Ухмыльнувшись, беру ее под руку, и мы выходим вместе.

Вэлли восторженно смотрит по сторонам, открыв рот:

– Это просто… вау.

– Да ничего такого.

Слева от нас появляется Бронкс, ее вьющиеся волосы теперь рассыпаны по спине. Она подмигивает, хватая Вэлли за запястье. Черт знает, как она добралась сюда быстрее нас.

– Ну же, девочка. И давай-ка снимем с тебя этот костюм пингвина. У нас тут есть во что переодеться. Гардеробная – чистый оргазм.

Вэлли следует за ней, горя предвкушением, а я направляясь в свои апартаменты, чтобы тоже переодеться.

– Встретимся в «Дивайне» через тридцать минут! – кричит Бронкс, и они исчезают за углом.

«Дивайн Лаундж», это круто. Он очень похож на зал для вечеринок в нашем поместье, но чуть скромнее и открыт не только для членов клана, но и для подающих надежды студиозов, которых мы тестируем и которые уже прошли проверку. Сюда стремится попасть каждый, потому что, да, – иногда единственное, что имеет значение для избалованных богатых детей, – это частные вечеринки «для своих».

Учиться в Академии – значит присоединиться к элите, но завоевать доверие у нас – значит быть элитой. Почувствуйте разницу.

Я улыбаюсь, чувствуя легкость в ногах; знакомое покалывание пробегает вдоль позвоночника. Ночь всегда бывает хорошей, когда наши планы осуществляются.

Иду по длинному коридору, предвкушая нечто грандиозное, и… замедляю шаг. Мягкий голубой свет индикатора показывает, что внутри моего номера кто-то есть.

Во всем мире только два человека могут войти сюда: я и мой отец.

Отец уехал по делам, и можно предположить, что это…

Что это моя сестра, у которой все еще есть доступ в семейные апартаменты в «Энтерпрайзе».

Щеки вспыхивают, я бросаюсь вперед, моя рука взлетает, чтобы опуститься на сканер, но чьи-то пальцы обхватывают мое запястье.

Щурюсь при виде белокурых волос:

– Ты мог бы сломать мне руку, Дам!

– А ты бы могла ворваться к ней и свернуть ей шею.

– И что? Если я правильно помню, мы оба признали, что это нужно было сделать три месяца и семь дней назад, когда она сбежала.

– Приятно осознавать, что ты уже не так зацикливаешься на том дне, как раньше. Во всяком случае, уже можешь говорить об этом относительно ровным тоном. И на всякий случай уточню – убить свою сестру ты не можешь. А тот разговор был, чтобы ты успокоилась.

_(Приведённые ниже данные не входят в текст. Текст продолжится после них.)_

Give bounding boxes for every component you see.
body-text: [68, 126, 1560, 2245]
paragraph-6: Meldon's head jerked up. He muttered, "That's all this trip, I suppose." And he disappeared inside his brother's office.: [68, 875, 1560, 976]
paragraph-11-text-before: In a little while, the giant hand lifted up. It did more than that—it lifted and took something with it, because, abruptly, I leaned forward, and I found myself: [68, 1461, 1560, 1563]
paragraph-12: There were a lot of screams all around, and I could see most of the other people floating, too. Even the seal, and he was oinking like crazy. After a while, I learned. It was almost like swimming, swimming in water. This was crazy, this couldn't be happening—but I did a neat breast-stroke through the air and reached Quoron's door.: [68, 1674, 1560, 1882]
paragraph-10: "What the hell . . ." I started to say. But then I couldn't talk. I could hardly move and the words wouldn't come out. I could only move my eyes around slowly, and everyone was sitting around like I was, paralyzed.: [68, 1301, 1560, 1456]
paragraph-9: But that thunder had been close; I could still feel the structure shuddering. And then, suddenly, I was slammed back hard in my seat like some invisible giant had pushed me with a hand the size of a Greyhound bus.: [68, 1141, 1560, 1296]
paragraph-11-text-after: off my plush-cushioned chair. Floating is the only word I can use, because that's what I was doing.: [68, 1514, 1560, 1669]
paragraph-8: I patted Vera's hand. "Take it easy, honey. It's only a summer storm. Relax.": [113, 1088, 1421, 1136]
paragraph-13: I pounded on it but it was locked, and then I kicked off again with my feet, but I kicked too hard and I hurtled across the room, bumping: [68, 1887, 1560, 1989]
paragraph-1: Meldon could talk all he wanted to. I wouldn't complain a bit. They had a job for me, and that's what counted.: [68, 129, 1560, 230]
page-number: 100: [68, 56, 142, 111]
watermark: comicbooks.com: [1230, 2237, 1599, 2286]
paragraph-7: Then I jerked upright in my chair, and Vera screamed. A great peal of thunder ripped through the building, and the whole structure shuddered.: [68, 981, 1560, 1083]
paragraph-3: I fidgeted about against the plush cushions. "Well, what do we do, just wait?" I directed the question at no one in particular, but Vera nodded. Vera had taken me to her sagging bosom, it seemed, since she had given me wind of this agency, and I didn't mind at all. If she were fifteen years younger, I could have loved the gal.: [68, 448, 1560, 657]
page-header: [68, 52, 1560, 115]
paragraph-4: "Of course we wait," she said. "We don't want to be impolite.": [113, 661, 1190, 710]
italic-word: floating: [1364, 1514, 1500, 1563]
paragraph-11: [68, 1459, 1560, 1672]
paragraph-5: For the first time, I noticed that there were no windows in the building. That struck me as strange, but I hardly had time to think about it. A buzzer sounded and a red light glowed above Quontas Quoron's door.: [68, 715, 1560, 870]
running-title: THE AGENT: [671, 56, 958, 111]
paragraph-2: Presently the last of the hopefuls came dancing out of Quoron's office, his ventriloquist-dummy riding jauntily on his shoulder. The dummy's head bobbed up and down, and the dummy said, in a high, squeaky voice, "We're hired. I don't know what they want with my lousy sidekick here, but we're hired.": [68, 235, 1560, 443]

Оттолкнув Дама, я разворачиваюсь и открываю дверь. Дам снова хватает меня за руку, когда мы входим. Мои комнаты справа, комнаты сестры чуть дальше.

– Сбавь обороты, Роклин, – говорит Дам.

– Оставь меня в покое.

– Боюсь, это сложно. – Его губы прижимаются к моим волосам, что еще больше распаляет закипающий во мне гнев. Почувствовав это, Дамиано отступает. – Я слышал, новенькая хорошо поработала, – бормочет он. – Келвин сказал, что за весь вечер она ни с кем не встретилась взглядом.